Statistics: February 2021

P-value, hypothesis testing, statistical significance, or statistical tests are words you hear most of the time especially if you are a Data Scientist. You can find all these definitions in multiple Medium posts and YouTube videos that have covered just part of these concepts and put away others to read. So as notations change, the reader may get confused about the main ideas. So I decided to write a post which covers all related concepts about statistical test in a short and straightforward way.

Let’s start our journey with an example. Pizza Time!

🍕 🍕 Example: Suppose a fast-food claim that its delivery services are 30 minutes or less on average. it is what expected and all people think about that. But as you are a curious person, you wanna test this idea.

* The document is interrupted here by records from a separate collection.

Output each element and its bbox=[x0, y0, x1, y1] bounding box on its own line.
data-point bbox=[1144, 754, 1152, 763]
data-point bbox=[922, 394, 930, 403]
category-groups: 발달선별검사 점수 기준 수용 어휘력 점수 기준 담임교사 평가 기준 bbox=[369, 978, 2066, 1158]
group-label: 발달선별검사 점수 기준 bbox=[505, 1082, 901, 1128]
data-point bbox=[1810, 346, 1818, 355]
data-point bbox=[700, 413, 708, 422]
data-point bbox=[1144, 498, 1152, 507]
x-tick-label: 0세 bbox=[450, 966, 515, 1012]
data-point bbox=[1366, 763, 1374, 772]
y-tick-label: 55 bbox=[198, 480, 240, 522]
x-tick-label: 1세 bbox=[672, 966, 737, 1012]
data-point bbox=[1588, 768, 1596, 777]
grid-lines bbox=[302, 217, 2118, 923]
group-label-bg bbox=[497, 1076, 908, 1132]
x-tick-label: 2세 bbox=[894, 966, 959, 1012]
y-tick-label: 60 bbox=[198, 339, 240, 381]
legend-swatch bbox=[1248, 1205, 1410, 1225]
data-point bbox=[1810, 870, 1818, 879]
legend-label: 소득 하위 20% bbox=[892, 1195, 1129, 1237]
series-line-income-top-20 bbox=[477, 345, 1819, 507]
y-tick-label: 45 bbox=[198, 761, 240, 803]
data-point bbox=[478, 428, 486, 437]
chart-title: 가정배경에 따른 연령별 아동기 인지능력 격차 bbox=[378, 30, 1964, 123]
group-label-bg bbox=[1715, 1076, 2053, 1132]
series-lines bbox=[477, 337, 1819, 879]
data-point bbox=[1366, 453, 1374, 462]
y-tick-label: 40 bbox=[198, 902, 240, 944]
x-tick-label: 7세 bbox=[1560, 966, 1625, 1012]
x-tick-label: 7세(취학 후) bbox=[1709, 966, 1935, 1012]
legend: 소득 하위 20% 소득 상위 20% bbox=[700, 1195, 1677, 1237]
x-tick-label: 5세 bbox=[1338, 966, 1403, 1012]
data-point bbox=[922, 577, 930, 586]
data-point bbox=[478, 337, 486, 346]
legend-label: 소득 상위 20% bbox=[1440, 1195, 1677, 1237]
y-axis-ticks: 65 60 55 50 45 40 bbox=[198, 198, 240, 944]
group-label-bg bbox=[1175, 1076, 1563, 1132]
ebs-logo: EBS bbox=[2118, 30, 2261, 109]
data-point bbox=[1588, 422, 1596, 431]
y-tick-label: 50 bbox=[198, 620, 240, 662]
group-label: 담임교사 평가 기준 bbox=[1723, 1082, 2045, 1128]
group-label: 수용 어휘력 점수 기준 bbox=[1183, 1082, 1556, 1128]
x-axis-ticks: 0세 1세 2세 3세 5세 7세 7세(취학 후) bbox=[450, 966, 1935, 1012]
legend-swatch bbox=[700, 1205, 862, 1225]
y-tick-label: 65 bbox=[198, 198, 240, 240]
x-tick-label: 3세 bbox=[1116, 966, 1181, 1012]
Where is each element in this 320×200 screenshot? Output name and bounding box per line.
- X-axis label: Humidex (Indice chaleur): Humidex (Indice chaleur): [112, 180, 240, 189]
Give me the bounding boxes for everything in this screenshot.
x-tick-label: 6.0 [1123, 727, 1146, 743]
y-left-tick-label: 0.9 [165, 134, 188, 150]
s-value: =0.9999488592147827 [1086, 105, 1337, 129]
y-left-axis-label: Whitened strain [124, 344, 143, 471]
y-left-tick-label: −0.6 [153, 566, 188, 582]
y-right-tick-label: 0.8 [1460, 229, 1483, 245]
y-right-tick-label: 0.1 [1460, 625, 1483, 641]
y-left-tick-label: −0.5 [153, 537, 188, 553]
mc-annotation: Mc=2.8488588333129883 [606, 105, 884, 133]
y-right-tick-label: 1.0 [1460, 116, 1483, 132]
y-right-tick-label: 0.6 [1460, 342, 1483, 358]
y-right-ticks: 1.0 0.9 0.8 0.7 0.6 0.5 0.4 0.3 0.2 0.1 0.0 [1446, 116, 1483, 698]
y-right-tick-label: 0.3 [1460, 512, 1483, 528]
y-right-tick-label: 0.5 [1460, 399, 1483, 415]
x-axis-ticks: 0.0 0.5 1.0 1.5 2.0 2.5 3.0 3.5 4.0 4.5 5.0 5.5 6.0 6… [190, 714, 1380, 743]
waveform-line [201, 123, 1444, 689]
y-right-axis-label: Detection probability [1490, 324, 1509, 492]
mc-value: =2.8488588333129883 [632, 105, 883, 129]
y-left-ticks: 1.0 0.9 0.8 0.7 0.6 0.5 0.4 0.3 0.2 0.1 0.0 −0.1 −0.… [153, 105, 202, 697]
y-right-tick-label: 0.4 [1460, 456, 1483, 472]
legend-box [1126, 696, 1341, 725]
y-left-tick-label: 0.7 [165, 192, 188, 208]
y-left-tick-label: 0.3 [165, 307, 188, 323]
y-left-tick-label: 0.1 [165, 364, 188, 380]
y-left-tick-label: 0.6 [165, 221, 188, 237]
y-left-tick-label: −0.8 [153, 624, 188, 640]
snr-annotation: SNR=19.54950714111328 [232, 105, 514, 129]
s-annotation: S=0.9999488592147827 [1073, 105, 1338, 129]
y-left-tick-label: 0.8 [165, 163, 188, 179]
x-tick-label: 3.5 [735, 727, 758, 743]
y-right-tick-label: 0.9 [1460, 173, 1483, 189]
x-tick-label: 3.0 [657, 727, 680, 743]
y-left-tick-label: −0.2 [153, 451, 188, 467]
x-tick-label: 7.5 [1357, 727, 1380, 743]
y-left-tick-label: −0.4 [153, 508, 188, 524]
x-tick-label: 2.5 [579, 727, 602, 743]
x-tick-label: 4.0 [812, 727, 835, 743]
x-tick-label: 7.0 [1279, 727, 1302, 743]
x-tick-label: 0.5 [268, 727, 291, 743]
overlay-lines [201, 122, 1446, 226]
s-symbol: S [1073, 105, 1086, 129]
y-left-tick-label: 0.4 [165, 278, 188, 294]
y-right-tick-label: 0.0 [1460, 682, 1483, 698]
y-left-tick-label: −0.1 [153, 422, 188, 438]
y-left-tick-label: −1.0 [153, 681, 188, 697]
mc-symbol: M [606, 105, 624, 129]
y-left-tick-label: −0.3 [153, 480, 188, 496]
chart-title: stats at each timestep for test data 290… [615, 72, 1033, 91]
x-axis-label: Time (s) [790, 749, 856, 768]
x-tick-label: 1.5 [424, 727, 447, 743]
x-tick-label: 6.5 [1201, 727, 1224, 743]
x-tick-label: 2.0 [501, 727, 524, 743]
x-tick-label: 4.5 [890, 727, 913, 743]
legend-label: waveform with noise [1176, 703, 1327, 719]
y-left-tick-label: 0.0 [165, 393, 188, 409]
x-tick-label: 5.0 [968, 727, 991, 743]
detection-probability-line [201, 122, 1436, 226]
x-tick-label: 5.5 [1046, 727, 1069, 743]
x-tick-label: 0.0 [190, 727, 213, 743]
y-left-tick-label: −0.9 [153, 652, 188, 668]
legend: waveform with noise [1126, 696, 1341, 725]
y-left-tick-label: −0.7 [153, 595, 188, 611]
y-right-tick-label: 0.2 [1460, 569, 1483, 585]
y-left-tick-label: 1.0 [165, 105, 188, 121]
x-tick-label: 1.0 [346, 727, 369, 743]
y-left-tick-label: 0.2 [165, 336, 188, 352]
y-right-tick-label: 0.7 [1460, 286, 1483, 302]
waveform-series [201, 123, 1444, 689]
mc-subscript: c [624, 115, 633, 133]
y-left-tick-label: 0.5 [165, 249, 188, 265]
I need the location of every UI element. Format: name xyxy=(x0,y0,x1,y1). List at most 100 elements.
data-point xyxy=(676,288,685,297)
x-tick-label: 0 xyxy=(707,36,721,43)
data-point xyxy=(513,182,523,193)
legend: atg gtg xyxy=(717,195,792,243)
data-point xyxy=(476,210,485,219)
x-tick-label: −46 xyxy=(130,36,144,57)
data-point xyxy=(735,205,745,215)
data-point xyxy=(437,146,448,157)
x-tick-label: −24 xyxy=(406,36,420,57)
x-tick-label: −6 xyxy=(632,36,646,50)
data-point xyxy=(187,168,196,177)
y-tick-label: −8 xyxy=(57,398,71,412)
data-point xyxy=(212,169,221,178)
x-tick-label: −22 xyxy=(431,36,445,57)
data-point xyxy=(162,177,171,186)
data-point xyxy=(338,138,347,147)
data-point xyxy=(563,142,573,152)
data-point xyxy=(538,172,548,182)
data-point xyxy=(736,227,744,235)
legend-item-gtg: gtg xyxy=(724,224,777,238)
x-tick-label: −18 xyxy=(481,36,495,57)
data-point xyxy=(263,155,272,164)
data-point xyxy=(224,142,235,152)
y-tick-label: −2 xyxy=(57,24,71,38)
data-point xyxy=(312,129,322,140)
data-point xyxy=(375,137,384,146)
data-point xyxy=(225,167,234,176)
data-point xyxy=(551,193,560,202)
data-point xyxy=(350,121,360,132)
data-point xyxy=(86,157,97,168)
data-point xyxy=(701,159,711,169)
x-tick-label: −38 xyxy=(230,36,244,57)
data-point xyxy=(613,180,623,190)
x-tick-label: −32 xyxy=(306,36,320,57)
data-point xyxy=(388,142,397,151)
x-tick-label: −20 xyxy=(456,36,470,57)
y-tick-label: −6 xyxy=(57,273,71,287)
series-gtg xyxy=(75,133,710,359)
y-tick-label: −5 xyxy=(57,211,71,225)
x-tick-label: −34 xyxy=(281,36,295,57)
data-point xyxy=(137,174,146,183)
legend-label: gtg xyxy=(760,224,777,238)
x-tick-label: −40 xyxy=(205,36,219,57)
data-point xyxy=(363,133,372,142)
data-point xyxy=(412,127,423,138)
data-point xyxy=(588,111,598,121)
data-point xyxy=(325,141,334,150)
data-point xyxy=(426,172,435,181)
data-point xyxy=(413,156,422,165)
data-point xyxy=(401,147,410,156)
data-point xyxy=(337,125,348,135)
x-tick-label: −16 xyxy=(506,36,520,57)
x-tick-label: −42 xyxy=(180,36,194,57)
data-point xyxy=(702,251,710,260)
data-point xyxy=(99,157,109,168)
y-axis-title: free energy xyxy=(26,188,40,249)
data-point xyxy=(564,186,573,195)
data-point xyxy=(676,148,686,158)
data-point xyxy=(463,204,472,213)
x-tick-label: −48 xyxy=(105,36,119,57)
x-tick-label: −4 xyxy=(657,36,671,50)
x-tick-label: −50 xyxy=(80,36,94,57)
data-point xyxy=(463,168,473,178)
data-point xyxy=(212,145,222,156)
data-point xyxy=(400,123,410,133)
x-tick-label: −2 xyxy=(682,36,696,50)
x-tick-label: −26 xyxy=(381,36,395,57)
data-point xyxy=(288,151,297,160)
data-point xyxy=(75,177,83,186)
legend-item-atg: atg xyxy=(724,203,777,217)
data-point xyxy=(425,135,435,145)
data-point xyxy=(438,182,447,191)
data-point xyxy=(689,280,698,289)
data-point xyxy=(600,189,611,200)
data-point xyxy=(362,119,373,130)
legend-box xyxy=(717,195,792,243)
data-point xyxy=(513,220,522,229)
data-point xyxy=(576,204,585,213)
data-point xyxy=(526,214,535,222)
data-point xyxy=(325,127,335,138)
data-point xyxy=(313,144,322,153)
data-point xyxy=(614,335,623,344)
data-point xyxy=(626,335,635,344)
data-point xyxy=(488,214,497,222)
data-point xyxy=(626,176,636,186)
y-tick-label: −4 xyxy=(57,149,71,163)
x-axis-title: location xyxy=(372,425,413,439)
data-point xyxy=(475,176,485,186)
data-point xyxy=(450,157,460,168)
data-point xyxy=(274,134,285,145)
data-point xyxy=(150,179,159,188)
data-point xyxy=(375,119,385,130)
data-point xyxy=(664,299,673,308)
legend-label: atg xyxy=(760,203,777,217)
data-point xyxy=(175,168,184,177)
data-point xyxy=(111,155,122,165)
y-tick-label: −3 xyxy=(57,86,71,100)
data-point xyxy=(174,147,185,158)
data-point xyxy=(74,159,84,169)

There is a claim (delivery services are 30 minutes or less on average) that we want to test it. We call it a Hypothesis.
There is an accepted claim which says delivery services are 30 minutes or less on average. We call this Null-Hypothesis. Null-hypothesis is currently acceptable.
You have an idea which says, delivery services may are more than 30 minutes on average. So you should make a test. As a result, then you can accept the claim(null-hypothesis) or reject it. Your claim is called Alternative-Hypothesis. Be aware that you test fast-food’s claim and you decide whether to accept or reject that.

Now you should choose a threshold that shows the confidence of your test. You wanna be 99% sure then level of confidence should be 0.99. You should decide before you start an experiment.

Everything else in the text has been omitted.